Vale lembrar que quase sempre, nos modos de jogo online acima mencionados, é possível utilizar as habilidades e as ferramentas de Aiden. Hackear semáforos, causar explosões em tubulações de gás, provocar blecautes, etc. Podemos usar diversos meios para chegar a um mesmo fim, digamos, além de bastante criatividade.

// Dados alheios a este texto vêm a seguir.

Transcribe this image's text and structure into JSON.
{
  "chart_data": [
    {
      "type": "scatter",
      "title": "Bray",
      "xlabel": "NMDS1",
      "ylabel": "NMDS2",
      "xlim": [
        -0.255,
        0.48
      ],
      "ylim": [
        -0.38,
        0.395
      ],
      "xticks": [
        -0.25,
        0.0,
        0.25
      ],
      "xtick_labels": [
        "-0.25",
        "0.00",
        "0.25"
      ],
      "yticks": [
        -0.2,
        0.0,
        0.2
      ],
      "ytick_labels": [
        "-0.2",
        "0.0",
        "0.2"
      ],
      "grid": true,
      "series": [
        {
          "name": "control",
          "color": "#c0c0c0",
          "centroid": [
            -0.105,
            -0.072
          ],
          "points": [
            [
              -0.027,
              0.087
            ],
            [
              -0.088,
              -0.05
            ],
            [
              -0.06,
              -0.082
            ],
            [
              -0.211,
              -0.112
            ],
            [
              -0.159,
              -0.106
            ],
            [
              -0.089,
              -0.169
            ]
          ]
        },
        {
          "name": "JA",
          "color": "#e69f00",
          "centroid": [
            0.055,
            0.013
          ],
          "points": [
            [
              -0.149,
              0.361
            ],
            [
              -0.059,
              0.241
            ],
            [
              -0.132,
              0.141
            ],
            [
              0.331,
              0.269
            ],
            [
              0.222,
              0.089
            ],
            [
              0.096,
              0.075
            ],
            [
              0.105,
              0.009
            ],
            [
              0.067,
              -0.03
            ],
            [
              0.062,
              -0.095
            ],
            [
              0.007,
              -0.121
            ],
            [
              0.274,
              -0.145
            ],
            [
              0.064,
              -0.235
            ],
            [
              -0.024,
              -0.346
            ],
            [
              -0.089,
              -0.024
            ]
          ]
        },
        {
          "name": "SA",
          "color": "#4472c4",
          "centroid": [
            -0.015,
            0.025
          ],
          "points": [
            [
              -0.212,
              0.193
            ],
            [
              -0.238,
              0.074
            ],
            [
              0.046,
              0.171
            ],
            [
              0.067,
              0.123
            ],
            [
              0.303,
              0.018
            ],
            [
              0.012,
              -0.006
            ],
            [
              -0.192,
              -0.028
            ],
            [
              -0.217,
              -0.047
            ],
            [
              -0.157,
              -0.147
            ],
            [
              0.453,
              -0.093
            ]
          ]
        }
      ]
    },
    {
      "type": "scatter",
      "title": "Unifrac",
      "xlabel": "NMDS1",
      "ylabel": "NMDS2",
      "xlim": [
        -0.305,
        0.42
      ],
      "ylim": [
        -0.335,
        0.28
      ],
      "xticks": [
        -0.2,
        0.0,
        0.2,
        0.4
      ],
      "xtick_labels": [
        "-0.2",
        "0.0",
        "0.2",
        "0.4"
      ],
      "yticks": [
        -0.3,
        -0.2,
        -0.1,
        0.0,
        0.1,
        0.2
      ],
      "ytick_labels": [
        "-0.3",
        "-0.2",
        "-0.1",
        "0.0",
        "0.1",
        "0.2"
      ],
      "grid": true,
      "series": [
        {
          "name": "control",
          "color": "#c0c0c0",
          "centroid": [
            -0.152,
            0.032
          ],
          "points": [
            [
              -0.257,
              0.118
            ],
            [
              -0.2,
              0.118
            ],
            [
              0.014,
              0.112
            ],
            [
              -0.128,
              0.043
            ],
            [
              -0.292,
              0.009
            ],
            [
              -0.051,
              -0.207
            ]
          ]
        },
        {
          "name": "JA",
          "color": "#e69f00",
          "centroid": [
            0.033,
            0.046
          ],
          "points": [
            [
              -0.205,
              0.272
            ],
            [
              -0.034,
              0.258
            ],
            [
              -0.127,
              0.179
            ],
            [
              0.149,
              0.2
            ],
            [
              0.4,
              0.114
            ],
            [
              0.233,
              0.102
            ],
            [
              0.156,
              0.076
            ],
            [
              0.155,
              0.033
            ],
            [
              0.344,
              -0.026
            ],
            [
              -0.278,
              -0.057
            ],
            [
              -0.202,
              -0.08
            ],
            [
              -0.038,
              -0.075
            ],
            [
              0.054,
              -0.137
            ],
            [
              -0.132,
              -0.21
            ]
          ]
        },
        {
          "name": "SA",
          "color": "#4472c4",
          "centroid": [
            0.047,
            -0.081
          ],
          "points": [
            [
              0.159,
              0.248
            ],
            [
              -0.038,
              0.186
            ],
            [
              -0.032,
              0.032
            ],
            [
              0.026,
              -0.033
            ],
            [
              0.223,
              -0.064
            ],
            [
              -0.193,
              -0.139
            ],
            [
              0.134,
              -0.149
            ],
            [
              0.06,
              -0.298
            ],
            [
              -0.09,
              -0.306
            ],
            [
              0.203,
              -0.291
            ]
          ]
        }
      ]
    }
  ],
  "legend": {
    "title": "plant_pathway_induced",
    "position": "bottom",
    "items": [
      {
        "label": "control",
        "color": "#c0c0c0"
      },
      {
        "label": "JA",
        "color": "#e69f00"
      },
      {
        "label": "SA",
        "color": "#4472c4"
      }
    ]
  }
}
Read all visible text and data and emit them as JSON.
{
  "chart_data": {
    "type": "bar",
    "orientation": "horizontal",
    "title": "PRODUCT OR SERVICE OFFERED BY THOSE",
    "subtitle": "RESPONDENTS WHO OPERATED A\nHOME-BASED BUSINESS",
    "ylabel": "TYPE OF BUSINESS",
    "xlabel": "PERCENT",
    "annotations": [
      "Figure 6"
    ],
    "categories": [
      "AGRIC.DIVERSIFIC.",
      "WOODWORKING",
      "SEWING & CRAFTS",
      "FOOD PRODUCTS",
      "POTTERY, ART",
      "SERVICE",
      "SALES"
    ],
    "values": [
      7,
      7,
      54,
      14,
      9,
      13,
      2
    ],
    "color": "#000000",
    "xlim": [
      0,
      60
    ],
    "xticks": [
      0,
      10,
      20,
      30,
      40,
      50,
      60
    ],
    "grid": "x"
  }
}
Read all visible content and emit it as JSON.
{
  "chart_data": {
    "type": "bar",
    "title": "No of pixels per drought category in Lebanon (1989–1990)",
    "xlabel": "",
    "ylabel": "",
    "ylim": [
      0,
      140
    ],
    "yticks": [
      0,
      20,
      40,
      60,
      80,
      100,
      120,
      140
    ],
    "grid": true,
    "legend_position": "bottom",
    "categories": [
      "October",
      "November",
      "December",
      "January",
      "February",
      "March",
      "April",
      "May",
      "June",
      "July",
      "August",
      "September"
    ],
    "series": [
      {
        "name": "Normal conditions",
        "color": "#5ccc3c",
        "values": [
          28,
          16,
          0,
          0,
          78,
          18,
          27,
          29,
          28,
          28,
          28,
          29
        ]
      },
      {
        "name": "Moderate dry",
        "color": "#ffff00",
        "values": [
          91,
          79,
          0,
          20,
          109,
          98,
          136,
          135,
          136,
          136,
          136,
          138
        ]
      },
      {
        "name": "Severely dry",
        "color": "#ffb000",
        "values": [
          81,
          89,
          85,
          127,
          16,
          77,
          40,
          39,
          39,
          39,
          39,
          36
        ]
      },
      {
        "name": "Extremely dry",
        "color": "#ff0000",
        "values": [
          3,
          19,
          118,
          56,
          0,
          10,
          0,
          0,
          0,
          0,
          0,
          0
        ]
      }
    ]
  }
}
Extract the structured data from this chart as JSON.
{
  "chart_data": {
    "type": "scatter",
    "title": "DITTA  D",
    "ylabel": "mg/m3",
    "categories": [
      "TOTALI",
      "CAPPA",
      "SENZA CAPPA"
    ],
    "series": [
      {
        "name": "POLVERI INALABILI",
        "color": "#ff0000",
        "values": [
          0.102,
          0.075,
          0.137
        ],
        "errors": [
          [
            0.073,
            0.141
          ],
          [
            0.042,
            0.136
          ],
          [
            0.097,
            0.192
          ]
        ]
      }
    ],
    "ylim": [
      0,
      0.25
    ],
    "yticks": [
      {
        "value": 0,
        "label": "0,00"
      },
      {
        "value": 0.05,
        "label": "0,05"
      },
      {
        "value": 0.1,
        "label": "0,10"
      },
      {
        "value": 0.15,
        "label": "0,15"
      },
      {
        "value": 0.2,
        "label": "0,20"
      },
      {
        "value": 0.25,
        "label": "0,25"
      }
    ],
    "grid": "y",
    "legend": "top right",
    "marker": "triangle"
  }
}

Alertas de “perfilamento remoto” também costumam pipocar com bastante frequência na tela. São convites para corridas, desafios ctOS Mobile, para “sessões de hacking”, etc. Você pode aceitá-los ou não, só não pode evitar, por exemplo, as invasões (dependendo de como o seu jogo está configurado).

Para desabilitar as invasões online (o que eu não recomendo, pois é tudo muito divertido e interessante), você deve ir nas configurações do jogo, em “Opções ==> Online”, e deixar a opção “Invasões online” desligada. Entretanto, assim fazendo, você estará deixando de lado um dos elementos mais bacanas de Watch Dogs. Um elemento que causa bastante surpresa. Um dos “detalhes” mais legais deste jogo de mundo aberto.

E Watch Dogs, por falar nisso, tem muitas outras coisas legais. 😉 E você, já jogou? Está jogando? O que acha do título?